Cultivating a gracious climate in your church

This is excellent: ‘A message of grace may attract people, but a culture of grace will keep them. What our churches need, not in exchange for a gospel message but as a witness to it, is a gospeled climate. But how do you get that? How do you develop in your church community a safe space to confess, be broken, be “not okay”? What are some ways to cultivate a climate of grace in your church?’

A key sign you are maturing as a preacher

‘As a seminary professor (and a pastor) I spend a lot of time helping students grow and develop as preachers. After hearing a student preach, I will often get coffee or lunch with that student and we will discuss the strengths and weaknesses of the sermon and how it can be improved. Over the years, I have learned to ask students a key question that can reveal a lot about how they are developing as a preacher. “What did you leave out?”’

A pandemic of disunity

Randy Alcorn: ‘In the 52 years I’ve known Jesus, I’ve witnessed countless conflicts between believers. But never more than in the last year. Many have angrily left churches they once loved. Believers who formerly chose churches based on Christ-centered Bible teaching and worship now choose them based on non-essential issues, including political viewpoints and COVID protocols. Churches are experiencing a pandemic of tribalism, blame, and unforgiveness — all fatal to the love and unity Jesus spoke of. Rampant either/or thinking leaves no room for subtlety and nuance. Acknowledging occasional truth in other viewpoints is seen as compromise rather than fairness and charitability.’

5 reasons we don’t pray

Hard not to recognise these.

What the Lord’s “imminent” return means

Does Jesus’ imminent return mean he will return soon?
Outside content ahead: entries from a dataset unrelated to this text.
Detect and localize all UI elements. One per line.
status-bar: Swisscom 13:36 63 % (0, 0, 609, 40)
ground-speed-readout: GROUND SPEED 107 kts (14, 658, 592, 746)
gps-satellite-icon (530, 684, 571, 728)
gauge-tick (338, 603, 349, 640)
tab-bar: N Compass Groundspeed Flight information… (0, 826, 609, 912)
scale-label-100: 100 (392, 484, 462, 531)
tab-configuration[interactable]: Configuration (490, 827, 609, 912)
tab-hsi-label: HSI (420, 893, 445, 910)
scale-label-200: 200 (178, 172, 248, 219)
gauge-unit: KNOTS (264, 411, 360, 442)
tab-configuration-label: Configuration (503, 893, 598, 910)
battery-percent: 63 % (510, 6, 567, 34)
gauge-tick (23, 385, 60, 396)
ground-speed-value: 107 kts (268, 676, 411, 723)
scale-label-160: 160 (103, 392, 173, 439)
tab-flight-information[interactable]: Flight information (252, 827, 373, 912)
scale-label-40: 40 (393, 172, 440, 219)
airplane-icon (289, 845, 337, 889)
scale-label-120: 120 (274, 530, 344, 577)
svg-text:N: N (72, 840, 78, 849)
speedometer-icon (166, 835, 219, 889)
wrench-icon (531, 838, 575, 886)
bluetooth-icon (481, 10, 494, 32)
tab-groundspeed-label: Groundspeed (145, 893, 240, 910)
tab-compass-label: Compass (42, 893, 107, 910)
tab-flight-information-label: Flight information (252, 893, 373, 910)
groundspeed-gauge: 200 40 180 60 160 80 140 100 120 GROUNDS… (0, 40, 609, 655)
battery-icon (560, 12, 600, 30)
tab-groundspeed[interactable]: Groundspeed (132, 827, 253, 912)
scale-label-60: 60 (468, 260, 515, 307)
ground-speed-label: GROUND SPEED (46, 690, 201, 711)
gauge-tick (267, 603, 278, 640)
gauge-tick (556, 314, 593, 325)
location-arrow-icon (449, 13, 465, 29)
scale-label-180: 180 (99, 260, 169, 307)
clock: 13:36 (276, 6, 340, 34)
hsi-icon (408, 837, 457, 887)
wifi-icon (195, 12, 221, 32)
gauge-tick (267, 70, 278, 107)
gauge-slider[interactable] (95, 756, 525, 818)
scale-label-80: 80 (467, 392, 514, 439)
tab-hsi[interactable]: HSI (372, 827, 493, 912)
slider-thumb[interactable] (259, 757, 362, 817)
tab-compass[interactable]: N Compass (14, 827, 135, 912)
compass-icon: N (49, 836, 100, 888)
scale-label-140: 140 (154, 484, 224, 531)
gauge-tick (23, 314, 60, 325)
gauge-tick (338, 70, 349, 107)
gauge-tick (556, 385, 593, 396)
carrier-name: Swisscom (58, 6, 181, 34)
This is a helpful one.

How Luther helped my depression

Depression is a funny thing. What helps one person doesn’t necessarily help another. This one talks about what helped one person when they were suffering: reading Luther.

From the archive: We are, at least sometimes, called to serve out of weakness

‘All too often that’s where our thoughts end. I am gifted in X so I will do X; I don’t feel gifted in Y so I won’t do Y. But the Bible wants to push us further. Paul, when he is being battered by the Corinthians as inferior to a bunch of so-called ‘super-apostles’ says, ‘I am content with weaknesses, insults, hardships, persecutions, and calamities. For when I am weak, then I am strong’ (2Co 12:10) Indeed, he claims that God told him directly, ‘My grace is sufficient for you, for my power is made perfect in weakness’ (2Co 12:9a) going on to say, ‘I will boast all the more gladly of my weaknesses, so that the power of Christ may rest upon me’ (2Co 12:9b).’